Dec 09: Dr. Jennifer MacKinnon
Scripps Institution of Oceanography, University of California San Diego

Tales From a Multi-Scale Ocean
Zoom Recording Available at COMPASS ON DEMAND

The ocean displays immense and compelling variability at an enormous range of scales, from global and basin-wide overturning circulation, down to coastal and regional features with scales of tens of km, down to sharp fronts of order meters, down to turbulent dissipation with scales of centimeters. Though phenomena at these vastly different scales have often been treated quite separately, using different subsets of the fundamental equations of motion, it is becoming increasingly clear that this separation is not always appropriate. Specifically, recent observations theory and modeling point to nonlinear coupling between what initially seem to be very different types of motions, with very different time or space scales, which sometimes can play an order one role in the evolution of phenomena at all scales. In many if not most cases, novel observational methods have often led the way, giving us new and sometimes surprising glimpses into the oceans' inner workings. Here I'll give a flavor of these results from several recent experiments our group has been involved with.

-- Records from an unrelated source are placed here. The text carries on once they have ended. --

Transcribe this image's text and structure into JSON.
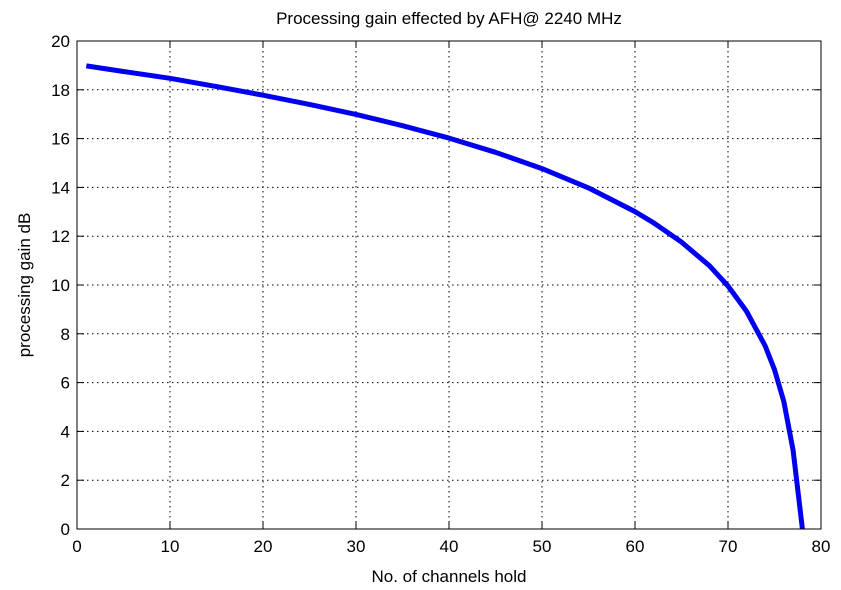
{
  "chart_data": {
    "type": "line",
    "title": "Processing gain effected by AFH@ 2240 MHz",
    "xlabel": "No. of channels hold",
    "ylabel": "processing gain dB",
    "xlim": [
      0,
      80
    ],
    "ylim": [
      0,
      20
    ],
    "xticks": [
      0,
      10,
      20,
      30,
      40,
      50,
      60,
      70,
      80
    ],
    "yticks": [
      0,
      2,
      4,
      6,
      8,
      10,
      12,
      14,
      16,
      18,
      20
    ],
    "grid": true,
    "series": [
      {
        "color": "#0000ee",
        "x": [
          1,
          5,
          10,
          15,
          20,
          25,
          30,
          35,
          40,
          45,
          50,
          55,
          60,
          62,
          65,
          68,
          70,
          72,
          74,
          75,
          76,
          77,
          77.5,
          78
        ],
        "y": [
          18.98,
          18.75,
          18.47,
          18.13,
          17.78,
          17.4,
          16.99,
          16.53,
          16.02,
          15.44,
          14.77,
          13.98,
          13.01,
          12.55,
          11.76,
          10.79,
          9.96,
          8.92,
          7.5,
          6.53,
          5.23,
          3.22,
          1.6,
          0
        ]
      }
    ]
  }
}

Dec 10 (Thursday): Samantha Ballard
Department of Ocean Sciences, RSMAS
(one-hour AMP student seminar)

Investigation of Satellite-Observed, In-Situ-Measured, and Model-Simulated
Land-Air-Sea Boundary Layer Physics

Air-sea flux parameters are essential for quantifying momentum exchange in the marine atmospheric boundary layer (MABL). Traditional techniques to quantify these parameters in the open ocean assume stationary and homogeneous conditions. However, these conditions break down in coastal areas, where non-stationary conditions, horizontal gradients, topography, breaking waves, etc. are often encountered. Also, traditional in situ instrumentation alone cannot characterize the variety of spatial scales necessary for accurate modeling. Furthermore, the models themselves are often too coarse to resolve small-scale coastal features. To combat these problems, a field experiment named Coastal Land Air-Sea Interaction (CLASI), conducted in Monterey Bay, CA, aimed to combine in situ and satellite data from various instrumentation (on ships, land-based towers, satellites, etc.) to improve forecasting within the Navy’s Coupled Ocean-Atmosphere Mesoscale Prediction System (COAMPS) model and understanding of land-air-sea boundary layer dynamics. A new synthetic aperture radar (SAR) based technique, using wavelet analysis, is proposed to derive state-of-the-art maps of air-sea parameters, such as wave speed, wave age, surface roughness length, drag coefficient, and wind stress at as low as 5-meter resolution. It is validated against traditional buoy and coastal tower anemometer measurements with promising results. This new technique is valuable for improving forecasting models and can be utilized outside of Monterey Bay, in locations where in situ measurements are not available, and in various complex conditions (i.e. hurricanes, etc.).

Dec 14 (Monday, 10:00 am): Dr. Gunnar Spreen
Institute of Environmental Physics, University of Bremen, Germany

MOSAiC – The International Arctic Drift Expedition:
Sea Ice and Remote Sensing Measurements
Zoom Recording Available at COMPASS ON DEMAND

The research icebreaker Polarstern drifted for one year from October 2019 to September 2020 with the sea ice from the Russian Arctic towards Fram Strait between Greenland and Svalbard. The inter-disciplinary measurement program covered atmosphere, ocean, sea ice, ecosystem, and biogeochemistry domains. Here the focus will be on the comprehensive sea ice, snow, and remote sensing program. Observations ranged from micro-physical properties of the snow and ice to the large scale distributions of ice thickness and topography measured by helicopter. A summary of sea ice measurements will be presented together with personal experiences from the first and last leg of the expedition. A focus will be on observations used for satellite remote sensing evaluation and algorithm development. In particular, microwave emission and scattering of sea ice was measured at different frequencies and polarizations.